Whether you and your business are consciously telling a story or not, prospects are telling themselves a story about you and your business. That means you need to tell an intentional story. And more importantly, as you seek to engage older customers and clients who have significant life experience and won’t trust just anyone to understand their challenges, you’ll have to tell a story that resonates with how they think and feel about the problem they want to solve.
Enter the Villain
So far, we have a protagonist (the prospect) and a mentor (you and your brand), satisfying the two key components of the hero’s journey structure.
But every story also needs a villain or an antagonist in order to increase the stakes and highlight the difficult barriers that exist to solving the problem. After all, if it were easy, why would they need you and your product or service?

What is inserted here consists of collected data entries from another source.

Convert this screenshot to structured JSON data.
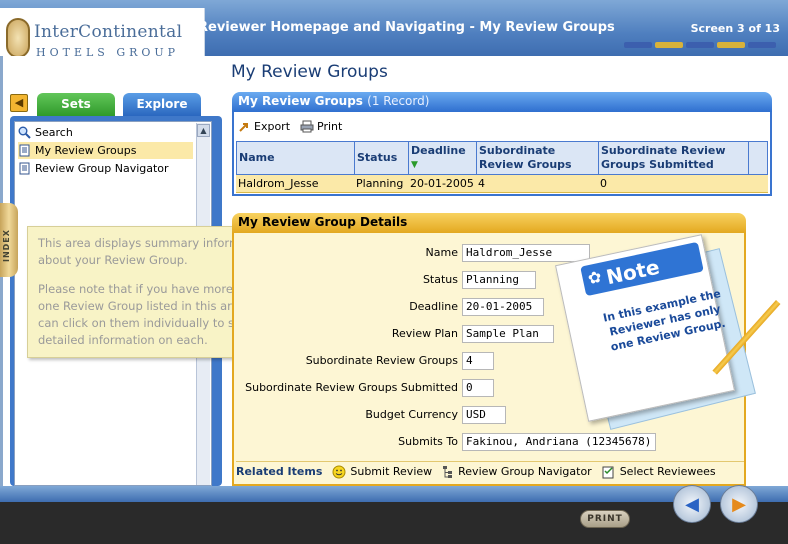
{
  "header": {
    "logo_line1": "InterContinental",
    "logo_line2": "HOTELS GROUP",
    "title": "Reviewer Homepage and Navigating - My Review Groups",
    "screen_count": "Screen 3 of 13"
  },
  "page_title": "My Review Groups",
  "left_panel": {
    "tabs": [
      {
        "label": "Sets"
      },
      {
        "label": "Explore"
      }
    ],
    "items": [
      {
        "label": "Search",
        "icon": "search-icon"
      },
      {
        "label": "My Review Groups",
        "icon": "document-icon"
      },
      {
        "label": "Review Group Navigator",
        "icon": "document-icon"
      }
    ],
    "index_label": "INDEX"
  },
  "tooltip": {
    "p1": "This area displays summary information about your Review Group.",
    "p2": "Please note that if you have more than one Review Group listed in this area you can click on them individually to show detailed information on each."
  },
  "review_groups": {
    "title": "My Review Groups",
    "count": "(1 Record)",
    "toolbar": {
      "export": "Export",
      "print": "Print"
    },
    "columns": [
      "Name",
      "Status",
      "Deadline",
      "Subordinate Review Groups",
      "Subordinate Review Groups Submitted"
    ],
    "rows": [
      {
        "name": "Haldrom_Jesse",
        "status": "Planning",
        "deadline": "20-01-2005",
        "sub_groups": "4",
        "sub_submitted": "0"
      }
    ]
  },
  "details": {
    "title": "My Review Group Details",
    "fields": [
      {
        "label": "Name",
        "value": "Haldrom_Jesse"
      },
      {
        "label": "Status",
        "value": "Planning"
      },
      {
        "label": "Deadline",
        "value": "20-01-2005"
      },
      {
        "label": "Review Plan",
        "value": "Sample Plan"
      },
      {
        "label": "Subordinate Review Groups",
        "value": "4"
      },
      {
        "label": "Subordinate Review Groups Submitted",
        "value": "0"
      },
      {
        "label": "Budget Currency",
        "value": "USD"
      },
      {
        "label": "Submits To",
        "value": "Fakinou, Andriana (12345678)"
      }
    ],
    "related": {
      "title": "Related Items",
      "items": [
        "Submit Review",
        "Review Group Navigator",
        "Select Reviewees"
      ]
    }
  },
  "note": {
    "title": "Note",
    "text": "In this example the Reviewer has only one Review Group."
  },
  "footer": {
    "print": "PRINT"
  },
  "colors": {
    "header_blue": "#4f7fbf",
    "panel_blue": "#2f6fcf",
    "details_gold": "#e3a820",
    "selection_yellow": "#fbe9a8"
  }
}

As we’ve discussed, the most dangerous kind of propaganda throughout history is “us against them” stories where the villain or “other” is a person or group of people. As an example in the longevity economy, we’re literally trying to undo the pervasive effect of that type of narrative from the “never trust anyone over 30” era when the Baby Boomers were young.
The best villains are concepts that represent the problem or a significant barrier to solving the problem. Other times, the villain is an aspect of identity that the prospect wants to avoid.
For example:
The Noid: Domino’s Pizza commercials in the latter half of the 1980s featured a strange red-suited creature whose goal in life was to destroy and delay the delivery of hot Domino’s Pizza to your door in 30 minutes or less. He never succeeded, of course, but he dimensionalized the problem of relying on competing pizza sources.

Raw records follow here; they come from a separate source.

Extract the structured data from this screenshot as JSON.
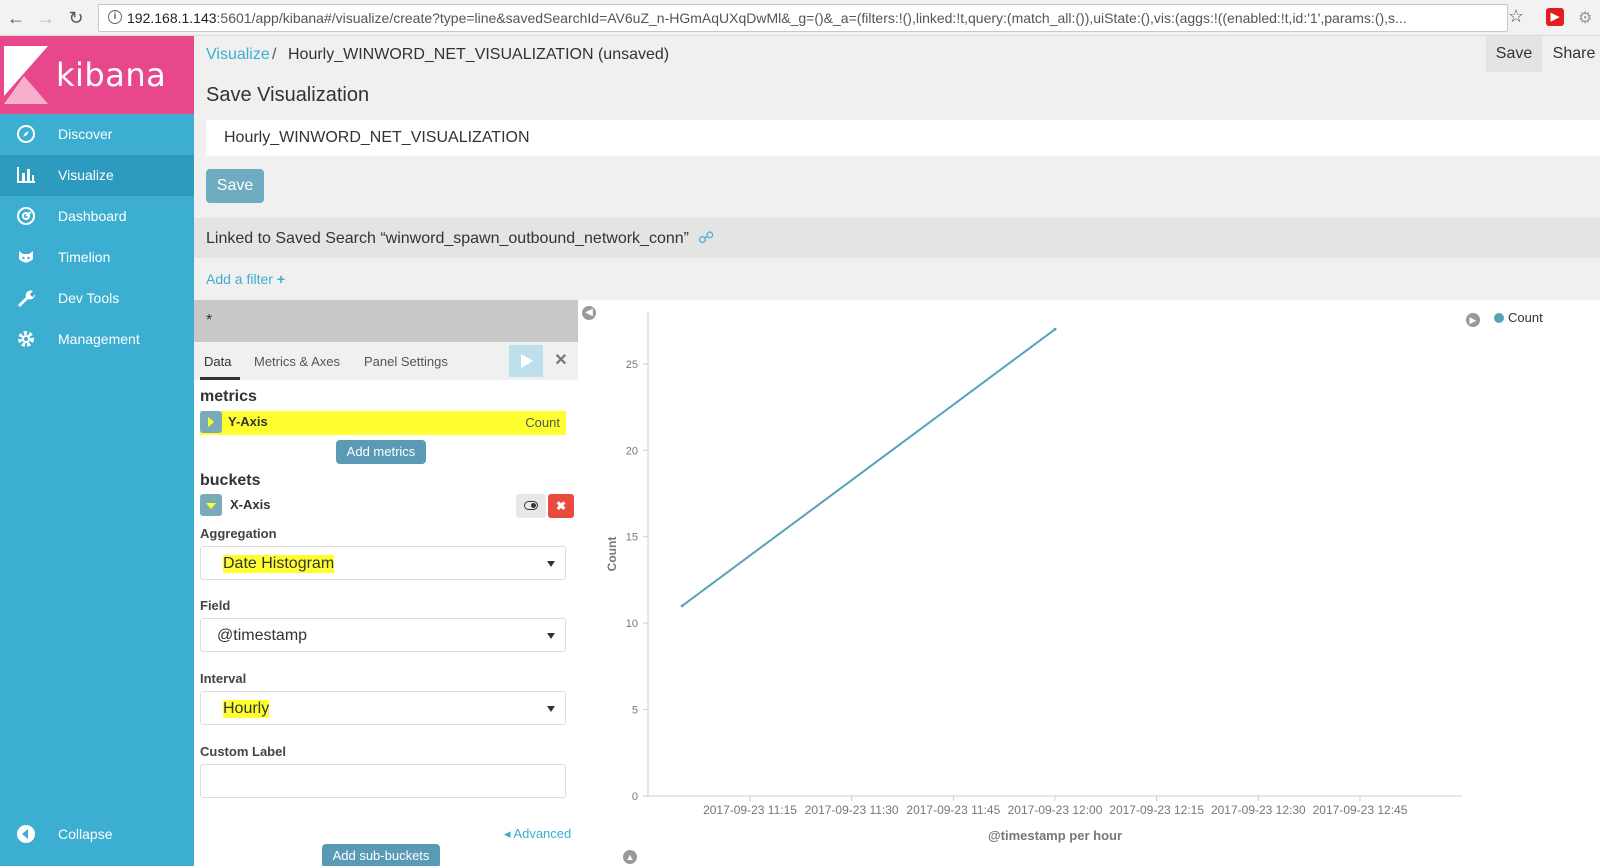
{
  "browser": {
    "url_host": "192.168.1.143",
    "url_rest": ":5601/app/kibana#/visualize/create?type=line&savedSearchId=AV6uZ_n-HGmAqUXqDwMl&_g=()&_a=(filters:!(),linked:!t,query:(match_all:()),uiState:(),vis:(aggs:!((enabled:!t,id:'1',params:(),s..."
  },
  "sidebar": {
    "logo": "kibana",
    "items": [
      {
        "label": "Discover",
        "icon": "compass-icon"
      },
      {
        "label": "Visualize",
        "icon": "bar-chart-icon"
      },
      {
        "label": "Dashboard",
        "icon": "dashboard-icon"
      },
      {
        "label": "Timelion",
        "icon": "timelion-icon"
      },
      {
        "label": "Dev Tools",
        "icon": "wrench-icon"
      },
      {
        "label": "Management",
        "icon": "gear-icon"
      }
    ],
    "collapse": "Collapse"
  },
  "topbar": {
    "crumb_link": "Visualize",
    "crumb_sep": "/",
    "title": "Hourly_WINWORD_NET_VISUALIZATION (unsaved)",
    "save": "Save",
    "share": "Share"
  },
  "save_panel": {
    "heading": "Save Visualization",
    "input_value": "Hourly_WINWORD_NET_VISUALIZATION",
    "save_btn": "Save"
  },
  "linked": {
    "text": "Linked to Saved Search “winword_spawn_outbound_network_conn”"
  },
  "filter": {
    "add": "Add a filter",
    "plus": "+"
  },
  "editor": {
    "query": "*",
    "tabs": [
      "Data",
      "Metrics & Axes",
      "Panel Settings"
    ],
    "metrics_head": "metrics",
    "y_axis": "Y-Axis",
    "y_value": "Count",
    "add_metrics": "Add metrics",
    "buckets_head": "buckets",
    "x_axis": "X-Axis",
    "aggregation_label": "Aggregation",
    "aggregation_value": "Date Histogram",
    "field_label": "Field",
    "field_value": "@timestamp",
    "interval_label": "Interval",
    "interval_value": "Hourly",
    "custom_label": "Custom Label",
    "advanced": "Advanced",
    "add_sub_buckets": "Add sub-buckets"
  },
  "colors": {
    "sidebar": "#3caed2",
    "logo": "#e8488b",
    "line": "#57a2b8",
    "highlight": "#ffff30",
    "delete": "#e74c3c"
  },
  "chart_data": {
    "type": "line",
    "series": [
      {
        "name": "Count",
        "x": [
          "2017-09-23 11:05",
          "2017-09-23 12:00"
        ],
        "y": [
          11,
          27
        ]
      }
    ],
    "x_ticks": [
      "2017-09-23 11:15",
      "2017-09-23 11:30",
      "2017-09-23 11:45",
      "2017-09-23 12:00",
      "2017-09-23 12:15",
      "2017-09-23 12:30",
      "2017-09-23 12:45"
    ],
    "y_ticks": [
      0,
      5,
      10,
      15,
      20,
      25
    ],
    "ylim": [
      0,
      28
    ],
    "ylabel": "Count",
    "xlabel": "@timestamp per hour",
    "legend": "top-right"
  }
}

Mayhem: A brilliant recent example of a brand villain is the Allstate Mayhem guy, played by actor Dean Winters. Mayhem personifies all the unexpected things that can go wrong in life with humor while still making it quite clear why we reluctantly pay for insurance in the first place.

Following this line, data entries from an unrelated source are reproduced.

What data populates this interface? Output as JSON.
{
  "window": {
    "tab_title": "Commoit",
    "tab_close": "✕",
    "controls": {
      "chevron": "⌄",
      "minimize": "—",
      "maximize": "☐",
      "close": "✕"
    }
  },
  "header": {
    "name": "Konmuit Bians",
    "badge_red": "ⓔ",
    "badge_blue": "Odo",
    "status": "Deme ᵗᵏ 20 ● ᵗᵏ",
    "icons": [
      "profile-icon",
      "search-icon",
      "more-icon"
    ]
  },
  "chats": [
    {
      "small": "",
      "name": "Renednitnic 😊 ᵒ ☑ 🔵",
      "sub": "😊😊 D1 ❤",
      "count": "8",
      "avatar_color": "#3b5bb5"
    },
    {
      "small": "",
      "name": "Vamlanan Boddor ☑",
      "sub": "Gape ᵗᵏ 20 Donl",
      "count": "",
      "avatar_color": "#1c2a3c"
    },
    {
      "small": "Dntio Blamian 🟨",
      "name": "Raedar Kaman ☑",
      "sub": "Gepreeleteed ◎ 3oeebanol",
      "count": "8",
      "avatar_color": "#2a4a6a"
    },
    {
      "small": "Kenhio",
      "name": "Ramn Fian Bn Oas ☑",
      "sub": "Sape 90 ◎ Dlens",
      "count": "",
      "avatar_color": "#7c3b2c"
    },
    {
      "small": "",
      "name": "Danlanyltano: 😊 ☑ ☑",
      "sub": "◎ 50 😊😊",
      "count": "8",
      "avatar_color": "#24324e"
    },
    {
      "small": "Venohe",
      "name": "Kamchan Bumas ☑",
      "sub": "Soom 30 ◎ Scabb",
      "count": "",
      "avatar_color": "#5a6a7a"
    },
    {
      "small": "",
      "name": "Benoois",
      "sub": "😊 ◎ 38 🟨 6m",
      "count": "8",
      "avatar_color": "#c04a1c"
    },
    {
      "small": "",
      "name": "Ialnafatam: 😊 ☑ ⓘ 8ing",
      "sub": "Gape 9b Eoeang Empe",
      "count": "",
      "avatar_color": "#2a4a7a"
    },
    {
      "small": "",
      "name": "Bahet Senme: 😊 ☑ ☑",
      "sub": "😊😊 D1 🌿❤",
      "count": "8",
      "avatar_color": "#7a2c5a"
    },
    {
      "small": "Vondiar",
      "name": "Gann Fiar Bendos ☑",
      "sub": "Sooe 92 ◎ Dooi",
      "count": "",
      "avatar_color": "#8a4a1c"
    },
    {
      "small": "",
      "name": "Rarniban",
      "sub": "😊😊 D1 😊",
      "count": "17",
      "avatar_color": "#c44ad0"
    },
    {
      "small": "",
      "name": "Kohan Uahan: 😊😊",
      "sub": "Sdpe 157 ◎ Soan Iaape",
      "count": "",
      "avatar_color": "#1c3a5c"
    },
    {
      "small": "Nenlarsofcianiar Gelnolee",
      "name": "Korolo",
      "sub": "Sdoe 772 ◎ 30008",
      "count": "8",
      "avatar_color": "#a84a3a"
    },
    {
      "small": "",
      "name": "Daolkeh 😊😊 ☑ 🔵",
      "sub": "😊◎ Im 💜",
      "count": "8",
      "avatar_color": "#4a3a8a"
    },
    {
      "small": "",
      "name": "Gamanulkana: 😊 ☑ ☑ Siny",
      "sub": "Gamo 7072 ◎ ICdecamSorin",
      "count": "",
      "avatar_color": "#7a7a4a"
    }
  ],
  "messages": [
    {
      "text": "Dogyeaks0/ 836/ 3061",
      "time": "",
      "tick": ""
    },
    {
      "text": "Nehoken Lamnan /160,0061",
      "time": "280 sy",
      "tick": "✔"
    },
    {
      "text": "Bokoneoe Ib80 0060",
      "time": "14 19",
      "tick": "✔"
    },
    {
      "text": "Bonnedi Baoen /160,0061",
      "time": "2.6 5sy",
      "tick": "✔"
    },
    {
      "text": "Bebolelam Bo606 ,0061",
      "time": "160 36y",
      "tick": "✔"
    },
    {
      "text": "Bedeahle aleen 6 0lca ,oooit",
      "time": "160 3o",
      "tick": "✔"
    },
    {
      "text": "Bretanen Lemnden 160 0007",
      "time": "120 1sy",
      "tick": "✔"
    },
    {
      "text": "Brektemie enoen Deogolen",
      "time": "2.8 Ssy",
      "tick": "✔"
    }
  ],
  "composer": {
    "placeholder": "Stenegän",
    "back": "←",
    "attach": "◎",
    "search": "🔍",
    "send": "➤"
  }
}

The PC: In the Get a Mac campaign, John Hogeman personified a Windows PC as the “villain,” with all its virus-infected technical difficulties. Apple walked a fine line, though, by aiming at the aspirational identity swing users wanted, contrasting “computer nerd” Hogeman with Justin Long as the Mac.
Avoiding an ugly “us against them” theme is why Apple was careful to make sure Long’s Mac character treated the PC with kindness and compassion rather than disdain. On the other hand, the PC would say things like, “Well, Mac, I guess you are a little better at creative stuff...even though it's completely juvenile and a waste of time." Villain.
Another brilliant thing Apple did was make a product comparison that avoided the “Pepsi Challenge” trap of ultimately reinforcing the dominance of the leading brand. The copy may have told you that the Mac was better than the PC, but the imagery worked primarily at the level of identity and asked swing users to choose who they wanted to be like.
These examples from brand advertising use actual “characters” as villains due to the visual nature of the medium. For thought leadership and general content marketing, the villain can be purely conceptual.
During the 8-figure height of Copyblogger Media, we primarily sold web publishing software and web hosting. Our enemy wasn’t the competition – it was what we called “digital sharecropping,” which was about building your web presence on someone else’s land, such as a Facebook page.
In other words, the “villain” was choosing not to invest in a website at all. This villain showed up for us constantly in the news with tales of deleted Facebook pages without reason, rule changes at Tumblr, and ”free” solutions that went out of business without warning.
Bottom line: focusing your messages on empowering the prospect as the protagonist against a common enemy works better than claiming your brand is the “hero.” People are ultimately more motivated by avoiding loss than by achieving gain, so your mentorship helps them dodge the sting of “defeat” at the hands of the villain.